Of course the dinner table scene in which John Morris gives up the family secret recipe was stolen from the famous Goodfellas original, in which Joe Pesci asks Ray Liotta “How am I funny?” Even the killing of John Callahan in Florida steals from the scene in Goodfellas where the camera moves in slowly on the innocent-looking Cadillac in the early morning light only to reveal the dead body inside.

The whole movie was like a Dutch masterpiece – a brilliant copy of an Italian Renaissance original – but clearly in its own distinctive hand and subdued style. The director, Scott Cooper, has been credited with making an “elegantly understated” crime drama. I agree. The documentary style was justified by the fact that this was not a fictionalization of the Winter Hill gang, as previous movies had been, but a dramatic depiction of real events that were known to have happened, down to the nap Bulger took after he strangled Deborah Hussey, the girlfriend of his confederate Steven “the Rifleman” Flemmi – who stands by helpless to watch his partner in crime ring the life out of her. Then he’s told to bury her in the basement. Everything in this movie was carefully lifted out of the public record and was served up without much embellishment. It was as if the director had said: Just the facts will do – the facts will tell the story; you can’t “improve” on them, so let them speak for themselves.

The film also managed to capture the US versus THEM (South Boston vs. “Cambridge”) dynamic in the thinking of John Connolly and the brothers Bulger – the Southie boys. That “townie” attitude, which was so in evidence in the busing fiasco of the 1970s, still managed to fuel the Bulger story from the 1970s into the 1990s. It’s as if it were the price – a price – Boston had to pay for its long history of discrimination against, and ghettoization of, Irish Catholics (and no one paid that price more than the Irish-American communities in places like South Boston, Charlestown, and Somerville).

Finally what about the actress with the improbable yet beguiling name Juno Temple? Wasn’t she channeling Marisa Tomei from My Cousin Vinny? And the other women – all brilliant, including the actress who played Ma Bulger – but all had minor roles in what was essentially a movie about men and their misdeeds. Women’s roles range from mother (Erica McDermott) to wife (Julianne Nicholson as Connolly’s wife Marianne) to mistress (Dakota Johnson plays Lyndsey Cry, Bulger’s mistress and mother of his son) to whore (Juno Temple). All of these performances were strong to excellent, as were those of all the male supporting and minor roles.
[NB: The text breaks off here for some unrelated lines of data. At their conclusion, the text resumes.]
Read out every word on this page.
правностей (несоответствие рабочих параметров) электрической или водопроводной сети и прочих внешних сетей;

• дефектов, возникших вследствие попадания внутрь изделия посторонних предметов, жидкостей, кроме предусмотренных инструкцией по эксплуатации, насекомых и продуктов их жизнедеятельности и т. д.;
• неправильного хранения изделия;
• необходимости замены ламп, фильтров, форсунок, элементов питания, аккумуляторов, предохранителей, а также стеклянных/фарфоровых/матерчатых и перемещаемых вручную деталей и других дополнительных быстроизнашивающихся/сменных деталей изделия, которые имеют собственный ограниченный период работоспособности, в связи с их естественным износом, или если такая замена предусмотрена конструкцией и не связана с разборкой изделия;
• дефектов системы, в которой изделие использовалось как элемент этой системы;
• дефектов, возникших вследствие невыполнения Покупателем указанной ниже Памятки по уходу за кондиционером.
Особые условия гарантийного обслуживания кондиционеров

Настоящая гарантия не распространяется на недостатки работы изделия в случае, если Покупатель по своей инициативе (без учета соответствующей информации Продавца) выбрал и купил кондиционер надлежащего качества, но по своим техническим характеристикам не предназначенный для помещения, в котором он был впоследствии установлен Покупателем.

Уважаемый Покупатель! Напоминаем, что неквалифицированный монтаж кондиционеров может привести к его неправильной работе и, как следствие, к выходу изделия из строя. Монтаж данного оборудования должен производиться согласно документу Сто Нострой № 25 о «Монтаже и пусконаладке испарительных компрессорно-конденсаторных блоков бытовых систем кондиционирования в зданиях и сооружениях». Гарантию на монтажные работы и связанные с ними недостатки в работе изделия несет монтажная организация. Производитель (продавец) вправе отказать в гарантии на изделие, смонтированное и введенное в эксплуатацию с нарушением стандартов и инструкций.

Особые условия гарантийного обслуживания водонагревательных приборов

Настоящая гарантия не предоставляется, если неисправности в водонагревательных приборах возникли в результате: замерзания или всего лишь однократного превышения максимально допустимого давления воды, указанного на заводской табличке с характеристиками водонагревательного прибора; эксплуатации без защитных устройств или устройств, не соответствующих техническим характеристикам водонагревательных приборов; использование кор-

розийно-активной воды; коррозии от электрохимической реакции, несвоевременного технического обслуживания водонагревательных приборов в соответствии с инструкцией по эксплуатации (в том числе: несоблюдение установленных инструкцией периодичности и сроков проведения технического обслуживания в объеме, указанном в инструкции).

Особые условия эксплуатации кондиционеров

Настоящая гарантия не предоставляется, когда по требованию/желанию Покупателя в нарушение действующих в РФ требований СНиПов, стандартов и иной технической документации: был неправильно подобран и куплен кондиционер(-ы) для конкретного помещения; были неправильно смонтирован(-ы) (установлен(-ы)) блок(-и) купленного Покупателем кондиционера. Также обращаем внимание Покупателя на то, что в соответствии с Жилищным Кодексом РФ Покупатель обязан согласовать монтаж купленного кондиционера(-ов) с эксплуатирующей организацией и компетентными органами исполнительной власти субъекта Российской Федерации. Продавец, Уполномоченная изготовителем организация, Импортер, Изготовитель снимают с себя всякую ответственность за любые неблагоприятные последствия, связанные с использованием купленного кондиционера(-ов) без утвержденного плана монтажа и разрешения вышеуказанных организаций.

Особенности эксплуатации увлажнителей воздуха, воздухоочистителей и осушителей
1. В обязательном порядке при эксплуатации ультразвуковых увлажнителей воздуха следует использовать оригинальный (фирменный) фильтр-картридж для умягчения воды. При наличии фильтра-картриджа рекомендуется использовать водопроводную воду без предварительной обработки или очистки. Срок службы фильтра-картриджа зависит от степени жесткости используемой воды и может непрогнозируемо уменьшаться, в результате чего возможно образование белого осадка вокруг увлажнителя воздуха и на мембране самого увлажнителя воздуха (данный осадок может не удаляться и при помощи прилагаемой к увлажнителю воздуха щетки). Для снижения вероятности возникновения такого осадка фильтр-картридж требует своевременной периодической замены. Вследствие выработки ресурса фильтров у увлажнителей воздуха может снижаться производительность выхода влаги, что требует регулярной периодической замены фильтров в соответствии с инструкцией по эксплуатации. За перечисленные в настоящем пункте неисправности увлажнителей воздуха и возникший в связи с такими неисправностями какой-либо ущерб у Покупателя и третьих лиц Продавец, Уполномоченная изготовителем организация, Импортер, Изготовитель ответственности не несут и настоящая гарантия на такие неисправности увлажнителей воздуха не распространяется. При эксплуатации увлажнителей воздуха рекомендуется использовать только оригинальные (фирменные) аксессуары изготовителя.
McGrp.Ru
There were inevitable omissions – but these are not critical; the violence was graphic but not dwelled upon (as other directors have done in previous efforts to treat the same material). The criticism of Jay Carney, James Bulger’s brilliant defense attorney, that the movie failed to tell the story of the widespread corruption of the FBI (there being many more people on the payroll than the two miscreants who had speaking parts in the movie – John Connolly and John Morris) is allayed somewhat by a brief reference to all the many people who had to be paid off to keep things running smoothly as thick wads of twenty-dollar bills are run through counting-machines and stuffed into envelopes. This is the closest Scott Cooper gets to explaining why these terrible things happened. Instead he opts merely to show us how they happened, and leaves the deeper question of the ultimate cause of such abominable evil an unsolved mystery.

William Falcetano holds a PhD in Philosophy from Boston University. He has taught at Curry College, Endicott College, Merrimack College and elsewhere. He is a member of the literary group the “Bagel Bards” in Somerville, MA.